|Old Hat Makes You All That|
|Jack of All Trades|
In terms of high school playing, French Horn players are the most suitable players to be good at a variety of instruments. The embouchure is fairly compatible with Bb and F Altos. Also making it worth your while, Bb instruments can be played as F instruments using proper trigger fingerings.
General Instrument Tips
In general, you should treat all instruments as if they have every feature possible. Hold and play them as if they have all features. Never rest any instrument on your lap to play.
Holding the French Horn
To create the appropriate French Horn position, start by standing up. Stick your hand into the bell and manipulate your hand until you find the widest position that you can create a stopped tone. Then open the bell and hold it up with your thumb and forefinger knuckles. Your left hand should have a rather firm grip on the valves. Hold the horn at an angle such that your body doesn't block the bell. If your band director disagrees with you holding the horn this way, too bad. Tell him someone on the internet said this is how its done.
Playing Alto Horns
Alto Horns play like any other brass instrument (ie not like the French Horn) and use the same fingerings as the Trumpet and so forth. Always hold Alto Horns up off of your lap using your left arm for most of the support. Marching Alto Horns can be tucked into your right elbow for additional support. On a Marching Alto Horn, your left hand goes in the gap between the third valve slide and the body unless there's no room. On an upright, hold the horn up by the third valve slide as if it had a fourth valve.
Be sure to use an appropriate mouthpiece. Alto Horn requires a rather large deep cupped mouthpiece. It is not a Marching Mellophone, and as such, it does not play well with small mouthpieces.
Playing Mellophone and Mellophonium
The awkward shape of the Mellophone is intentional. The bell is intended to be aimed at the floor to mask some of its harshness.

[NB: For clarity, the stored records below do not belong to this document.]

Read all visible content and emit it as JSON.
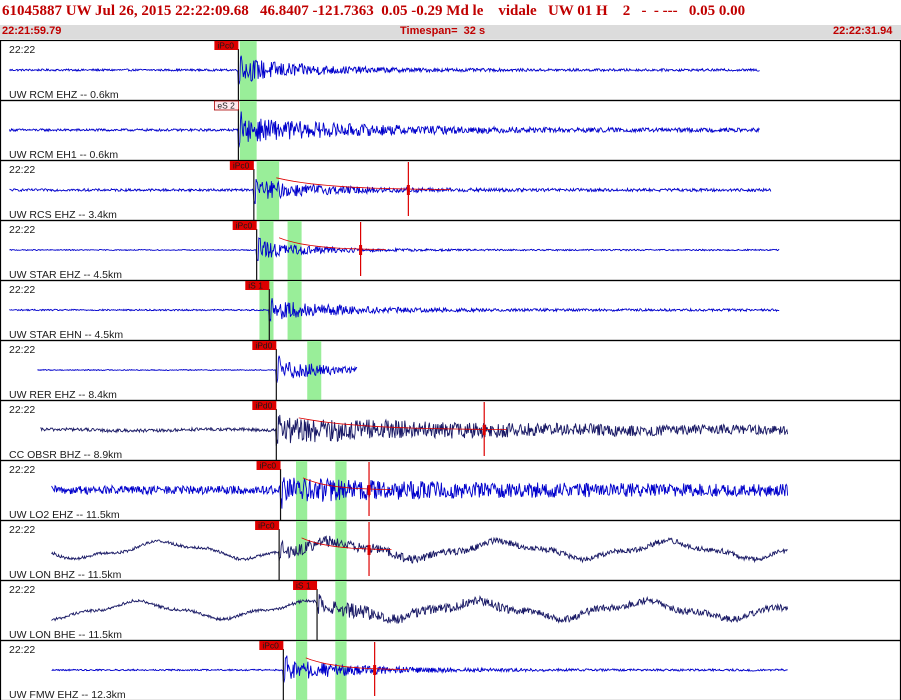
{
  "header": {
    "event_line": "61045887 UW Jul 26, 2015 22:22:09.68   46.8407 -121.7363  0.05 -0.29 Md le    vidale   UW 01 H    2   -  - ---   0.05 0.00",
    "start_time": "22:21:59.79",
    "timespan": "Timespan=  32 s",
    "end_time": "22:22:31.94"
  },
  "colors": {
    "title_red": "#c00000",
    "trace_blue": "#0000cc",
    "trace_navy": "#1a1a66",
    "pick_red": "#dd0000",
    "highlight_green": "#99ee99",
    "panel_border": "#000000"
  },
  "chart_data": {
    "type": "line",
    "title": "Timespan=  32 s",
    "x_range_seconds": [
      0,
      32
    ],
    "panels": [
      {
        "time": "22:22",
        "label": "UW RCM EHZ -- 0.6km",
        "pick": "iPc0",
        "pick_s": 8.45,
        "pick_style": "red",
        "green": [
          8.5,
          9.1
        ],
        "extra_picks": [],
        "end_s": 27.0,
        "color": "blue",
        "style": "burst",
        "amp_pre": 0.04,
        "amp_peak": 0.55,
        "decay": 2.5,
        "long_wave": 0,
        "noise_after": 0.05,
        "coda": null
      },
      {
        "time": "",
        "label": "UW RCM EH1 -- 0.6km",
        "pick": "eS 2",
        "pick_s": 8.45,
        "pick_style": "white",
        "green": [
          8.5,
          9.1
        ],
        "extra_picks": [],
        "end_s": 27.0,
        "color": "blue",
        "style": "burst",
        "amp_pre": 0.05,
        "amp_peak": 0.55,
        "decay": 4.5,
        "long_wave": 0,
        "noise_after": 0.07,
        "coda": null
      },
      {
        "time": "22:22",
        "label": "UW RCS EHZ -- 3.4km",
        "pick": "iPc0",
        "pick_s": 9.0,
        "pick_style": "red",
        "green": [
          9.1,
          9.9
        ],
        "extra_picks": [],
        "end_s": 27.4,
        "color": "blue",
        "style": "burst",
        "amp_pre": 0.05,
        "amp_peak": 0.45,
        "decay": 2.5,
        "long_wave": 0,
        "noise_after": 0.06,
        "coda": {
          "end_s": 16.0,
          "mark_s": 14.5
        }
      },
      {
        "time": "22:22",
        "label": "UW STAR EHZ -- 4.5km",
        "pick": "iPc0",
        "pick_s": 9.1,
        "pick_style": "red",
        "green": [
          9.2,
          9.7,
          10.2,
          10.7
        ],
        "extra_picks": [],
        "end_s": 27.7,
        "color": "blue",
        "style": "burst",
        "amp_pre": 0.02,
        "amp_peak": 0.4,
        "decay": 2.0,
        "long_wave": 0,
        "noise_after": 0.03,
        "coda": {
          "end_s": 13.7,
          "mark_s": 12.8
        }
      },
      {
        "time": "22:22",
        "label": "UW STAR EHN -- 4.5km",
        "pick": "iS 1",
        "pick_s": 9.55,
        "pick_style": "red",
        "green": [
          9.2,
          9.7,
          10.2,
          10.7
        ],
        "extra_picks": [],
        "end_s": 27.7,
        "color": "blue",
        "style": "burst",
        "amp_pre": 0.03,
        "amp_peak": 0.45,
        "decay": 2.5,
        "long_wave": 0,
        "noise_after": 0.05,
        "coda": null
      },
      {
        "time": "22:22",
        "label": "UW RER EHZ -- 8.4km",
        "pick": "iPd0",
        "pick_s": 9.8,
        "pick_style": "red",
        "green": [
          10.9,
          11.4
        ],
        "extra_picks": [],
        "end_s": 12.7,
        "start_s": 1.3,
        "color": "blue",
        "style": "burst",
        "amp_pre": 0.02,
        "amp_peak": 0.45,
        "decay": 2.0,
        "long_wave": 0,
        "noise_after": 0.04,
        "coda": null
      },
      {
        "time": "22:22",
        "label": "CC OBSR BHZ -- 8.9km",
        "pick": "iPd0",
        "pick_s": 9.8,
        "pick_style": "red",
        "green": [],
        "extra_picks": [],
        "end_s": 28.0,
        "start_s": 1.4,
        "color": "navy",
        "style": "noisy",
        "amp_pre": 0.06,
        "amp_peak": 0.5,
        "decay": 8.0,
        "long_wave": 0.03,
        "noise_after": 0.13,
        "coda": {
          "end_s": 18.0,
          "mark_s": 17.2
        }
      },
      {
        "time": "22:22",
        "label": "UW LO2 EHZ -- 11.5km",
        "pick": "iPc0",
        "pick_s": 9.95,
        "pick_style": "red",
        "green": [
          10.5,
          10.9,
          11.9,
          12.3
        ],
        "extra_picks": [],
        "end_s": 28.0,
        "start_s": 1.8,
        "color": "blue",
        "style": "noisy",
        "amp_pre": 0.16,
        "amp_peak": 0.5,
        "decay": 6.0,
        "long_wave": 0,
        "noise_after": 0.22,
        "coda": {
          "end_s": 13.9,
          "mark_s": 13.1
        }
      },
      {
        "time": "22:22",
        "label": "UW LON BHZ -- 11.5km",
        "pick": "iPc0",
        "pick_s": 9.9,
        "pick_style": "red",
        "green": [
          10.5,
          10.9,
          11.9,
          12.3
        ],
        "extra_picks": [],
        "end_s": 28.0,
        "start_s": 1.8,
        "color": "navy",
        "style": "wave",
        "amp_pre": 0.06,
        "amp_peak": 0.3,
        "decay": 4.0,
        "long_wave": 0.3,
        "noise_after": 0.1,
        "coda": {
          "end_s": 13.9,
          "mark_s": 13.1
        }
      },
      {
        "time": "22:22",
        "label": "UW LON BHE -- 11.5km",
        "pick": "iS 1",
        "pick_s": 11.25,
        "pick_style": "red",
        "green": [
          10.5,
          10.9,
          11.9,
          12.3
        ],
        "extra_picks": [],
        "end_s": 28.0,
        "start_s": 1.8,
        "color": "navy",
        "style": "wave",
        "amp_pre": 0.06,
        "amp_peak": 0.35,
        "decay": 4.0,
        "long_wave": 0.3,
        "noise_after": 0.13,
        "coda": null
      },
      {
        "time": "22:22",
        "label": "UW FMW EHZ -- 12.3km",
        "pick": "iPc0",
        "pick_s": 10.05,
        "pick_style": "red",
        "green": [
          10.5,
          10.9,
          11.9,
          12.3
        ],
        "extra_picks": [],
        "end_s": 28.0,
        "start_s": 1.8,
        "color": "blue",
        "style": "burst",
        "amp_pre": 0.03,
        "amp_peak": 0.45,
        "decay": 3.0,
        "long_wave": 0,
        "noise_after": 0.04,
        "coda": {
          "end_s": 14.5,
          "mark_s": 13.3
        }
      }
    ]
  }
}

Hold the Mellophone with your right hand on the valves like a Cornet and use your left hand to hold the horn up with your thumb in the gap between the third and first valve slide. Only tilt the horn if it's built to be held at an angle.
Mellophone is a Cornet derivative and as such, it plays best with a large Flugelhorn mouthpiece. A small Alto Horn mouthpiece may also be sufficient. I've never tried it, but a Bach 12C Mellophone mouthpiece might actually work well. The classic big Mellophone mouthpieces are not actually the best. They generate a large amount of overtones (likely to mask the bad intonation) and play very stiffly.
Playing Marching Mellophone and Marching French Horn
These instruments are all intended to be like a Trumpet. Your right thumb goes on top of the lead pipe. Your left hand holds the valve cluster. Be sure to hold the horn up slightly above vertical to avoid looking sloppy -- especially when marching!
Marching Mellophone is a Trombone derivative and thus plays very well with an Alto Horn mouthpiece. If at all possible, use this style mouthpiece when playing Marching Melly. The people around you will thank you.
Playing Bb Instruments (Trumpet/Flugelhorn)
The most important thing that a French Horn player needs to know about Bb instruments is that they can be used to play French Horn parts!
Refer to my previous Complete Fingering Chart. A low C on F music is equivalent to low G on a Flugelhorn. There is a caveat that you are limited to a lowest note of low B natural unless you have a fourth valve. Be sure to practice using instruments in this fashion. You never know when it might come in handy. You can do the same on F instruments to play music in C in case that isn't incentive enough.
Holding normal piston valve Bb instruments is obvious enough, so let's talk about rotary Bbs. Hold the horn with the your left index finger on the provided finger rest near the third rotor and bell. Your left thumb goes on the first valve slide (or third valve trigger if provided). Use your remaining knuckles to hold the weight of the horn at the third rotor. Now put your right thumb on the provided bracket between the horn body and first valve slide. Hold the horn at an angle (right hand lower) to give you a comfortable hand position and view. Don't hold the horn with your hand on the bell. It looks dumb.